Légende urbaine
Dans la geste rapologique, il est des attributs qui font monter d'un coup la cote des prétendants au trône. Une balle dans la tronche par exemple. Celle qui a traversé la bouche de DG Yola, fracassant sa mâchoire et laissant deux trous bien nets sur ses joues, aurait pu plomber ses rêves de gloire. Elle est pourtant en train de faire de lui une légende. Avant ce braquage méchamment parti en couille à un carrefour d'ATL (Atlanta), épicentre de la secousse Dirty South et nouvelle capitale du rap mondial, DG Yola avait tout du jeune loup prêt à plaquer ses rimes d'un or massif. Un MC ultra talentueux d'à peine 18 piges, doté d'un flow élastique et mélodique, maîtrisant avec une rare aisance l'art de la punchline meurtrière et, "cerise sur le ghetto" (copyright Mafia K'1 Fry), d'un solide sens du second degré.

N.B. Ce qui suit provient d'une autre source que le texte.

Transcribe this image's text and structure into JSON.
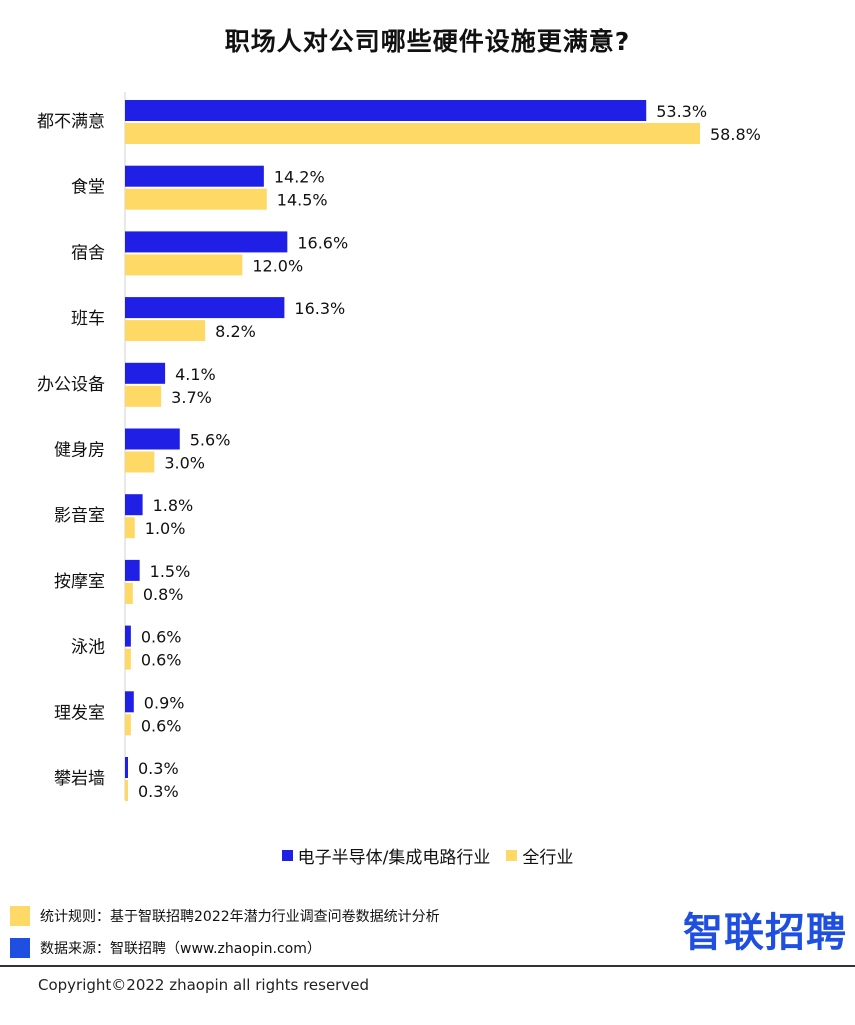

Avant la balle, maître Yola s'éclatait, distribuait des égotrips puissants comme ce Ain't Gonna Let Up culte dès sa sortie et claquait des freestyles incroyables sur les ondes US. Avant la balle, Yola envoyait un Rollin "so pimpalicious" entouré des revanchards Bone Thugs n'Harmony. Avant la balle, Yola en était une. Après, il est une rafale.

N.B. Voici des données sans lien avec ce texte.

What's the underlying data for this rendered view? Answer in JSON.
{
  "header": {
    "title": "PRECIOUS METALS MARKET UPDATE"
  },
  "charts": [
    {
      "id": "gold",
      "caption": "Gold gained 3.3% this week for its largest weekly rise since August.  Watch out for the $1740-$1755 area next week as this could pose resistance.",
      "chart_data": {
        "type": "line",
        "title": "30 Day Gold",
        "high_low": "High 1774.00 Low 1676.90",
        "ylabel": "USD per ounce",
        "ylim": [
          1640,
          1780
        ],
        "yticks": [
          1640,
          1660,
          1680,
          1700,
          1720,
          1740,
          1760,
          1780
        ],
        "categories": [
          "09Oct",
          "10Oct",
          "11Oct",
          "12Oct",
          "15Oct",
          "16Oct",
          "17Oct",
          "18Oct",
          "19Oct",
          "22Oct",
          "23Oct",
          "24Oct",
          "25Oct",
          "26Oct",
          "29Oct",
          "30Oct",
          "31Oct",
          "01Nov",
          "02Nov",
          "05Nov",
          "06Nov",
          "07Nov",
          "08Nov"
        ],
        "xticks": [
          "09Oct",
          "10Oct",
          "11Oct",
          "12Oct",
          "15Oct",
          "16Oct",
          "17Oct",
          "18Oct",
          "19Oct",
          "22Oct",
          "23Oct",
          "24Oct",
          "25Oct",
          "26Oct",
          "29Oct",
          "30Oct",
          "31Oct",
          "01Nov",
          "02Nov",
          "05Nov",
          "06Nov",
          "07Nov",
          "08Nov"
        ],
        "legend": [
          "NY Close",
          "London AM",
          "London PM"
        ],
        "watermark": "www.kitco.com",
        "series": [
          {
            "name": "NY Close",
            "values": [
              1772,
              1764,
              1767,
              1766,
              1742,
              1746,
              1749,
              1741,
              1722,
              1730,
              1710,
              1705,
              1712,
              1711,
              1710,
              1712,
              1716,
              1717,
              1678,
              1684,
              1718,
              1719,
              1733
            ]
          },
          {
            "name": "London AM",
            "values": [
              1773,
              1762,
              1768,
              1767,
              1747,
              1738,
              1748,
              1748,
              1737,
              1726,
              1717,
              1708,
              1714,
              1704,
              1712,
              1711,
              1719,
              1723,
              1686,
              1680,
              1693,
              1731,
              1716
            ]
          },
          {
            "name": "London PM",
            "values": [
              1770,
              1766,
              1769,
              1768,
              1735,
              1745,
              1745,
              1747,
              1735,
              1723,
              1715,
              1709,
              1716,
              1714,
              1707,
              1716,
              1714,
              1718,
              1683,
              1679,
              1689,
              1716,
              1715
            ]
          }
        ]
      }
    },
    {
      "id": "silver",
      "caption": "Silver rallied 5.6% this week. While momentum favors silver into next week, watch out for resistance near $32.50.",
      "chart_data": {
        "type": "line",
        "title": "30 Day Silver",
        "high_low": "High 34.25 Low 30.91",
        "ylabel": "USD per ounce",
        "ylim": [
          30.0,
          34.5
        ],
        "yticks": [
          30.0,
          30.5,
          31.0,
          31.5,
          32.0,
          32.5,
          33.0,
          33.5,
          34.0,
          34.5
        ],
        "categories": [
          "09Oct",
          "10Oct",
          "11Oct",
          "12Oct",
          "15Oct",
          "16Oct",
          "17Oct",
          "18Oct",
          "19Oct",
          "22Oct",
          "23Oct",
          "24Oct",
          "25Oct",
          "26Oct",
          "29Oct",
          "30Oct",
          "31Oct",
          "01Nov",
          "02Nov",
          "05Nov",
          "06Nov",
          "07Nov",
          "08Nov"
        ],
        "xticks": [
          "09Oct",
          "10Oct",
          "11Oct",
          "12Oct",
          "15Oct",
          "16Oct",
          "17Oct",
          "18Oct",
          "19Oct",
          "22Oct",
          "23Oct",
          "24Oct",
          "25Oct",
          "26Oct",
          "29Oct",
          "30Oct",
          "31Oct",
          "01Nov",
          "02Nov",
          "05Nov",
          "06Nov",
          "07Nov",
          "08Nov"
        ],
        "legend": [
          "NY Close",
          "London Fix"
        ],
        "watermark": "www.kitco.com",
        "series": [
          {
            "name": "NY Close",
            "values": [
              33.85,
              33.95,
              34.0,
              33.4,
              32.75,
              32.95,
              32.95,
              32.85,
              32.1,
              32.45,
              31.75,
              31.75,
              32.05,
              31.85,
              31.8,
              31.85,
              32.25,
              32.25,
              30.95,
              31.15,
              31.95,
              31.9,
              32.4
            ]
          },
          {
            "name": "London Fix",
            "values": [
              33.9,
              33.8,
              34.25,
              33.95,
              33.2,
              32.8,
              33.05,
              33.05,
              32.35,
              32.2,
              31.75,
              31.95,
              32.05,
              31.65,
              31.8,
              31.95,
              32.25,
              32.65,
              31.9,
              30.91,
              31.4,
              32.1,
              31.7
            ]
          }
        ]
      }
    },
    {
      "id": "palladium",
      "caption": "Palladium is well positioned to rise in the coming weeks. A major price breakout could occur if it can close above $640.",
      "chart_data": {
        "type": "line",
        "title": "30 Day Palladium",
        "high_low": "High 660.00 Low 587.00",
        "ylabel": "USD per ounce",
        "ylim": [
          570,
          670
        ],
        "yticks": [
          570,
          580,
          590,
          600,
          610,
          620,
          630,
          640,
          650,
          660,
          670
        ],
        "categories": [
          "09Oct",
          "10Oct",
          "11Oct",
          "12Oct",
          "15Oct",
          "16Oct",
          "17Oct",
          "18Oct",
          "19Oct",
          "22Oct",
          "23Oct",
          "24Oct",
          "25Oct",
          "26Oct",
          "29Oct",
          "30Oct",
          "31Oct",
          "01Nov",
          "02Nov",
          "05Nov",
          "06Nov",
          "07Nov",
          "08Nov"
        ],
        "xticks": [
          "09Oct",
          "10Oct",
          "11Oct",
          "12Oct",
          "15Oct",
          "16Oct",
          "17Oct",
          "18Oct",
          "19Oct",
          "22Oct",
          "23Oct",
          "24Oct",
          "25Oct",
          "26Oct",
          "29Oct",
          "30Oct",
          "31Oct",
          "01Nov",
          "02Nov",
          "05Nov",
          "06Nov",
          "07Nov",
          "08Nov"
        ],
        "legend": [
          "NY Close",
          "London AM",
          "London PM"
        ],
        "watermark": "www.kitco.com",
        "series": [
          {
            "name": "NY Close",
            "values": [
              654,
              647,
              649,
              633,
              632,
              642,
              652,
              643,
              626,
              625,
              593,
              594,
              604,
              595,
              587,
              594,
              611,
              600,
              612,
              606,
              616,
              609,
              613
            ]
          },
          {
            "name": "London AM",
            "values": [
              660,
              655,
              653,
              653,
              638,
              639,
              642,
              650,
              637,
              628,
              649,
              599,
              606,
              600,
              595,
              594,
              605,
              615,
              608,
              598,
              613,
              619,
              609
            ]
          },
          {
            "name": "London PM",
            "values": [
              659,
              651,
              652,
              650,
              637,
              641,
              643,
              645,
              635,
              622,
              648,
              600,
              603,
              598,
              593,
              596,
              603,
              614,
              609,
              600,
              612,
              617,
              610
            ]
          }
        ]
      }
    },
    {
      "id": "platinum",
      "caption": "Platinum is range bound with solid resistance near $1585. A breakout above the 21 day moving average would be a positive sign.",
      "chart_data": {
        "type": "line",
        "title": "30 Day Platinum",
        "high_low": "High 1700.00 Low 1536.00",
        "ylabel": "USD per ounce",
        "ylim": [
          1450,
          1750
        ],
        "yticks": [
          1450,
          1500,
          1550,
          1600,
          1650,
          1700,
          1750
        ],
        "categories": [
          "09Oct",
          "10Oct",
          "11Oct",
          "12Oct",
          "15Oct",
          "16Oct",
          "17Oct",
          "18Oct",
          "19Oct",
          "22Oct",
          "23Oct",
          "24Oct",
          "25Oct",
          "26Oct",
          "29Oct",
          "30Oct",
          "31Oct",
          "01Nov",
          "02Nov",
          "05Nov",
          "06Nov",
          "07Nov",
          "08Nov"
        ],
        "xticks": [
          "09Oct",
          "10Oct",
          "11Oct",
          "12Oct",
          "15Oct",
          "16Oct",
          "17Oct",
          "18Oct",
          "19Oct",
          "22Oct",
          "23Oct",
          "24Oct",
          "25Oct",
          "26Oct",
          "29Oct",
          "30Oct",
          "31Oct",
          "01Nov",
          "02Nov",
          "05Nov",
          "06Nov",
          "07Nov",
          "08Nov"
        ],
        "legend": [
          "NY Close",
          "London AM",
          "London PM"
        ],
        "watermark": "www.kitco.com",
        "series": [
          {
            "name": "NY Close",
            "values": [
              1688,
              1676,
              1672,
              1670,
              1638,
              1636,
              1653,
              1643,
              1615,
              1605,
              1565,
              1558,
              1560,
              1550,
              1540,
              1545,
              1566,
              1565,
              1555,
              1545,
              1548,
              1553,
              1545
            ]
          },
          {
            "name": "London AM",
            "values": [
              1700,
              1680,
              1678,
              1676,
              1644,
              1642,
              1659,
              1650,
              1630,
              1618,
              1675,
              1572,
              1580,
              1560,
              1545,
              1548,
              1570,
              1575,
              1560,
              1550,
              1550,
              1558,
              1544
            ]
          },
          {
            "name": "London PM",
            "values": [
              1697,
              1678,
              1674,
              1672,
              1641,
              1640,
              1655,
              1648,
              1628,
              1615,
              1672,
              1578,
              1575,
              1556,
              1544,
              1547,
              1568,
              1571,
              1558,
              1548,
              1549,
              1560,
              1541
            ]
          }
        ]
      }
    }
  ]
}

Entrepreneur du ghetto, il a compris en un clin d'oeil le bénéfice qu'il devait absolument tirer du tragique épisode. Pas d'autre choix, évidemment. Peu de temps après son hospitalisation, des vidéos montrant sa douloureuse remise sur pieds, et surtout sur dents, ont fait leur apparition sur le net. Impact immédiat. Explosion des connexions. Buzz tsunamique. Ventes en ascension libre. Ce qui ne te tue pas te rend plus fort. Pas de connerie, Yola est très diminué. Sa mâchoire crispée, masquée par son grill, n'a plus la moindre mobilité. Il siffle des mots entre ses chicots dorés avec conviction mais ses paroles suintent la douleur. Pour l'instant, il semble absolument incapable de rapper, comme l'atteste les passages parlés sur sa nouvelle mixtape Thru the wire qui rassemble des titres, la plupart excellents, enregistrés avant la balle. Mais sa motivation brûlante, sa rage de vaincre et son absence totale de ressentiment, même vis à vis de son agresseur, donnent envie d'y croire. Il va mieux et c'est déjà ça. Les crétins pourront hurler au cynisme, à la violence instrumentalisée, à la vulgarité d'un môme ne pensant qu'à faire du fric et voyant dans sa propre souffrance un moyen d'attirer sur lui les regards. Ils n'auront rien compris. "I'm a get money nigger" scande-t-il à l'envie. Yola était déjà en survie avant la balle. L'énergie du désespoir, c'est sans doute la seule qui n'ait jamais tourné dans son moteur. Un carburant abrasif qui ne cherche qu'une étincelle pour s'enflammer d'un coup. Yola a rencontré la balle. Il s'apprête à brûler de mille feux.
La video de Aint Gonna Let Up, titre prophétique. Malheureusement sauvagement censuré pour les besoins du clip:
Freestyle d'enfoiré sur le son Fly High, impro et punchlines en pagaille, un massacre:
La première video après le passage de la balle. Attention, brutal.
Son myspace est très fourni, la totalité de sa mixtape est en écoute. C'est ici.
2 commentaires:
Franchement, quand je te lis Mista Loki, je reste abasourdi, totalement plaqué sur mon séant...
Ce que tu écris, on croirait que tu nous le raconte verbalement, que tu te trouves en face de nous et que nous prenons tout en pleine gueule...En somme, ton écriture coule de source,ça faisait longtemps que je ne m'étais pas fait cette réflexion pour qui que ce soit...
Ca faisait un bail que je n'étais pas passé, mais ça me donne envie de te voir continuer...Bref, mec, comme disaient les Neg Marrons (ouais, je sais ça date) : "jeune homme lève-toi, bats-toi, la vie appartient à celui qui se lève tôt et qui ne baisse pas les bras"...Pour le réveil, on repassera, pour le talent ça s'affine jour après jour, à chaque minute, chaque seconde...
Encore bravo mon vieux
Hey merci m'sieur Pépit! Ca fait plaisir! Si les quelques mots jetés ici t'ont touché, c'est une belle satisfaction pour moi. Et que tu prennes le temps de le manifester, c'est une énorme rétribution.
Je suis moi aussi tes aventures sur la blogosphère. Félicitations pour tes posts footbalistiques, de plus en plus affutés.
D'ailleurs, je vais mettre un lien vers le site...
Repasse quand tu veux, comme dirait l'autre fange "tu seras bienvenu chez moi!"